Despite the community’s challenges, Aka Kanahelehele will always find Waikīkī special. He has seen it all—from living on the streets, to losing his wife to cancer, to building a new future with his daughter and Rodriguez. He lives with the nostalgia of what was and the hope for what will come. Even though he may eventually move out of Waikīkī, he says he plans to keep coming back, particularly to Jefferson Elementary, “forever, until the last breath of my life.”

 


 

By the Numbers

82,500

Daily visitors

 

27,000

Residents

 

64,300

Jobs generated

 

Waikīkī’s History

  • A.D. 600: Early Hawaiians settle in this area, transforming the marsh into hundreds of taro fields, fishponds and gardens. 
     

  • 1854: St. Augustine by-the-Sea Catholic Church is established. 
     

  • 1870s: Taro production dramatically declines, supplanted with rice. 
     

  • 1877: The 300-acre Kapi‘olani Park is dedicated as a public park to Queen Kapi‘olani.
     

  • 1901: The Moana Hotel, known as the First Lady of Waikīkī, opens, establishing Waikīkī as a resort destination. 
     

  • 1904: The Honolulu Aquarium—now the Waikīkī Aquarium—opens with 35 tanks and 400 marine organisms. It’s the second-oldest public aquarium in the U.S. 
     

  • 1904: Chinese merchant Chun Afong sells his 3 acres of beachfront land to the U.S. Army Corps of Engineers for $28,000. The area is now Fort DeRussy. 
     

  • 1927: The Waikīkī Natatorium War Memorial is completed, with a 100-by-40-meter saltwater swimming pool as a memorial to honor those who served in World War I.
     

  • 1928: The Ala Wai Canal is completed. Work started in 1922.
     

  • 1933: Jefferson Elementary School opens. 
     

  • 1935: Harry Owens and Webley Edwards inaugurate the famed radio program, “Hawai‘i Calls,” broadcasting from the Moana. It runs for 40 years. At its peak in 1952, the weekly program is broadcast on 750 stations worldwide. 
     

  • 1936: The Waikīkī Theatre opens on Kalākaua Avenue. The first movie shown is Under Two Flags
     

  • 1946: Kūhiō Theater opens.
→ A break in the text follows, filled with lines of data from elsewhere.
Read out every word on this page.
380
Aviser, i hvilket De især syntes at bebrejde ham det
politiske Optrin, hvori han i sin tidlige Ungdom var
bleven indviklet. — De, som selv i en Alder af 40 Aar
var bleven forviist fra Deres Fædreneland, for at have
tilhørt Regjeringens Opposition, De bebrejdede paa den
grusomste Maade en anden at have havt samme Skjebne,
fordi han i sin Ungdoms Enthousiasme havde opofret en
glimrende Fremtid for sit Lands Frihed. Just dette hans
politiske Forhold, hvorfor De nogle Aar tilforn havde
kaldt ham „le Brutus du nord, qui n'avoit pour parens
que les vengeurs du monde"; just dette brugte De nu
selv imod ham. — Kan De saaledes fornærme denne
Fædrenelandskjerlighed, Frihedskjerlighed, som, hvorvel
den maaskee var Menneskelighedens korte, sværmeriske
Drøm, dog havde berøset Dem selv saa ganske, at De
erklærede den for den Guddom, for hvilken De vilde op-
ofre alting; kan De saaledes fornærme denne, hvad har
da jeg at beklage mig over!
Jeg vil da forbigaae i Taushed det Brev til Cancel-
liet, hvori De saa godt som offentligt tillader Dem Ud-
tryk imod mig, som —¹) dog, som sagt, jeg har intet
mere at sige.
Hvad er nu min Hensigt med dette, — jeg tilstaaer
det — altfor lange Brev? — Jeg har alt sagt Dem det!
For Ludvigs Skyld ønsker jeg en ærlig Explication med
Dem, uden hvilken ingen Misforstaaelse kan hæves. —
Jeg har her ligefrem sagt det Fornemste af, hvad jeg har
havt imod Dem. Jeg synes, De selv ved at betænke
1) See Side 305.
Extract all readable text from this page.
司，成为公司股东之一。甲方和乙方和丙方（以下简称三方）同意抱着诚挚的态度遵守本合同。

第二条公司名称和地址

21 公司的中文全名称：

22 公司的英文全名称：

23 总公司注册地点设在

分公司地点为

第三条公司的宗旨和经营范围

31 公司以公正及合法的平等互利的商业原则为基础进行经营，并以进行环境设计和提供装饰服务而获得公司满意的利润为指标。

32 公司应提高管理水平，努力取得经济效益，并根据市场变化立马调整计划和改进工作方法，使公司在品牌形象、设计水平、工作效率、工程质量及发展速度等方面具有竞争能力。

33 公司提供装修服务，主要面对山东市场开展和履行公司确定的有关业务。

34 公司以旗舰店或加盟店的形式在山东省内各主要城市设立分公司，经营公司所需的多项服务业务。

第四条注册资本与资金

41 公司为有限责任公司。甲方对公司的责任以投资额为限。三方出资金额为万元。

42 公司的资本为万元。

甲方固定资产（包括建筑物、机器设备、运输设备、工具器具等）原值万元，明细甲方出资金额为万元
It is renovated in the ’80s to include a second screen and renamed the Kūhiō Twin Theater, then demolished in 1996. 
     

  • 1947: The city approves a master plan for Kapi‘olani Park, designating 42 acres for the Honolulu Zoo.
     

  • 1957: The International Market Place opens on Kalākaua Avenue. 
     

  • 2000: Mayor Jeremy Harris launches a multimillion-dollar revitalization of Waikīkī. 
     

  • 2005: Waikīkī 3, which opened as Waikīkī Theatre in 1936, is demolished. Waikīkī 1 and 2, right around the corner, close, too. 
     

  • 2014: Mayor Kirk Caldwell signs the Waikīkī sit-lie bill into law, the first of its kind on O‘ahu. The ordinance bans people from sitting and lying on public sidewalks in Waikīkī to address the area’s homeless population.  
     

  • 2016: The newly renovated International Market Place opens.